Boomtown Boudoir


Dior Addict
January 21, 2008, 8:44 pm
Filed under: Drugs, Perfume | Tags: , , ,

The carpet undulated in little ripples of apricot and ivory. Andee and I were slave girls of the great pharaoh languidly reclining on the royal barge. The pharaoh was fondling James. (It was going to be a very tactile trip.)

We trailed our feet over the edge of the bed into the madder red ruby rosettes of the carpet. Indigo petals floated by like lily pads randomly bearing tiny detached heads of people I had known. I could now read our Persian-Kurdish rug in a way I had never been able to before. It was a mythological map of Samarkand with interlacing arabesques of mechanical peacocks, saffron pavilions, orchards and gardens and cypress trees.

We lived these lives a thousand years ago as courtesans, as opium-eaters at the court of the Kubla Khan. We had drunk of the milk of Paradise and its transforming liquidity made us all quite porous. There were no boundaries where Alph the sacred river ran. No genders, no time and space. We simply sparkled and vibrated. We were all pulsating little Bodhisattvas. I was in love with everybody. Actually, I was everybody.

–From “Faithfull: An Autobiography” by Marianne Faithfull with David Dalton

The thing I’ve always liked about drugs, hallucinogens in particular, is that you don’t actually have to be Marianne Faithfull to experience this sort of imaginative bliss when you take them. The fauxriental rug you got on sale at Marshall’s will work just as well as the real thing as far as undulation is concerned. Your friends will still feel like fellow slave girls and pharaohs regardless of the fact that they are not in or connected to any famous rock bands. The porous sensation resulting from a long draught of the milk of Paradise is the same whether you’re a college student or a sheik’s wayward nephew. Drugs are cheap, democratic, and work just as well on just about anyone who wishes to take them. Spending your whole life on them and having things turn out more or less okay is another story: that’s pretty much reserved for rock royalty only.

The same could be said about Christian Dior’s Addict, a narcotic potion available at almost any department store and priced at an equal-opportunity $42 for 20 ml. Addict sets the stage well for its particular amazing journey: it opens on a wonderfully weird green note that somehow carries all the mysterious dry tang of hash as well as the sensation of being in some dark primeval forest.

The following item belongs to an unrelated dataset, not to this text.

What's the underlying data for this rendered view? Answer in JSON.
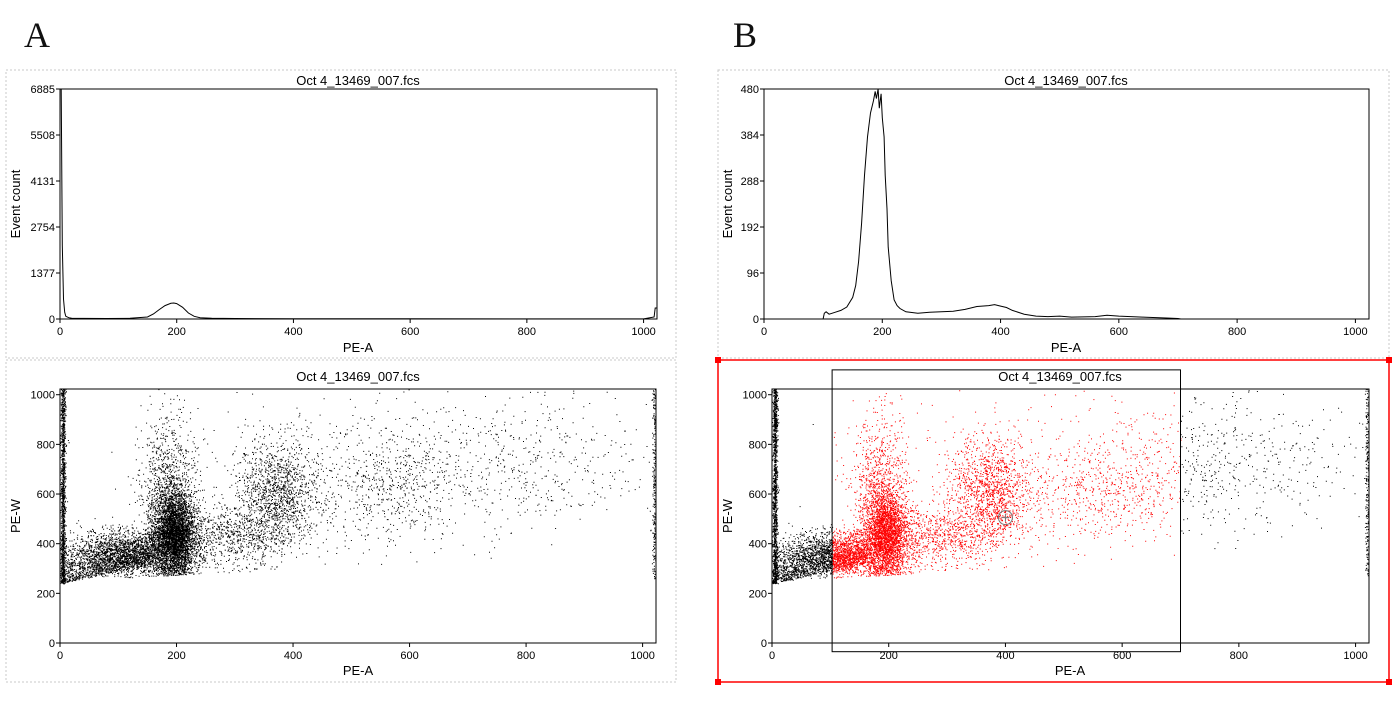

This green note is not necessarily nice, in fact, on the wrong day it can be downright disturbing. It has elements of bitterness and dust that hold true throughout most of the perfume’s progression, never allowing the wearer to forget that what they are experiencing is not something everyone will want to experience. Then a deep, dark, syrupy vanilla thick enough to drown a woolly mammoth burbles up from the depths, enveloping the green notes and pulling them down into a deadly quicksand of amber and sandalwood. The effect is rich with all the acute fascination and heightened sensual impulses of an afternoon spent in front of an Oriental carpet with your mind blown and your body alternately strong and weak against its will.

It is difficult, when wearing Addict, not to be transported–I would like to meet the woman who wears this to work. It’s strength is such that even one spray leaves it clinging to a sweater until a visit to the local dry-cleaner is made, and its dense sillage makes it practically impossible to wear without drawing comments. Like drugs, once you get down with Addict, you have crossed definitively to the other side–the fun side, where all the bad kids hang out. The problem with this side is the chance that you could actually become an addict–a slave to your senses, existing only to experience an artificial thrill that has somehow become more important to you than actually living. Here’s the difference, though: this state is far more safely experienced with a perfume than an actual drug. I would venture that this something upon which Dior’s advertising executives, if not Marianne Faithfull, would probably agree.